Quote:
Originally Posted by Perkin
The first will strip them completely, the second would turn them into self-closing tags, which you could then catch later, with your 'if equals...'
I'm trying to think if there's any tags which this would strip, that you shouldn't strip.
Are there any?
|
The first would strip out all self-closing tags, including images...which is bad. Removing all elements without content could also be bad; the HEAD element must contain a TITLE, but the TITLE can be empty. The second looks promising, but I'm leery of the referencing and some of the matching seems to be off. I think this might be closer:
Code:
html_text = re.sub(r'<(\S+)([^>]*?)></\1>', r'<\1\2/>', html_text)
html_text = re.sub(r'<([^>]*?)(\s+?)/>', r'<\1/>', html_text)
html_text = re.sub(r'<(b|i|u|a|span)/>', r'', html_text)

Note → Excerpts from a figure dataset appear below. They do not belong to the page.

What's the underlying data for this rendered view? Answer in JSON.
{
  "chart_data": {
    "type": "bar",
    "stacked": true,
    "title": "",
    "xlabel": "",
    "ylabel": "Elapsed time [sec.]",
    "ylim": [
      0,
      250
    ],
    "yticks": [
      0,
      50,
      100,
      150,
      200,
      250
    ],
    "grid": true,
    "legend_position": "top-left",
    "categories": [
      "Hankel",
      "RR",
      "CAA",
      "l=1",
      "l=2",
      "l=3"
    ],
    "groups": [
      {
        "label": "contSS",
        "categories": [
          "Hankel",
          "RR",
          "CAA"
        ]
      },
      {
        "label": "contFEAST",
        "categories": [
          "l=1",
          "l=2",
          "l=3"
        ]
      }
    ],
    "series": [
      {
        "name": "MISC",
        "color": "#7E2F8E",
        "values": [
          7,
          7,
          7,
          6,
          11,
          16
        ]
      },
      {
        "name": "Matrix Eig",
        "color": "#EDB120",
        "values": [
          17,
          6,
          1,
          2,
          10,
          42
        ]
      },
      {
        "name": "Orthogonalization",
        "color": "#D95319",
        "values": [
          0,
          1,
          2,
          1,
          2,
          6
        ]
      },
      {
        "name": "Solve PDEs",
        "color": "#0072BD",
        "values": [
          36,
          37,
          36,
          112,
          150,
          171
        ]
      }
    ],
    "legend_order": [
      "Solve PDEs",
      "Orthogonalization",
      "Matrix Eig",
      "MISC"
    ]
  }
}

That is, "find a tag that starts with at least one non-space character and may contain more than that, immediately followed by its closing tag" and do the replacement. The second line should delete any whitespace immediately before the '/>' mark - thus making it possible to search for and remove attributeless self-closed elements with the third line. Those would go right at the beginning of strip_span_for_page(), somewhere before the re.split line.
I think <a/>, <b/>, <i/>, <u/>, and <span/> should cover it; can anyone think of any other empty tags that would need to be stripped out?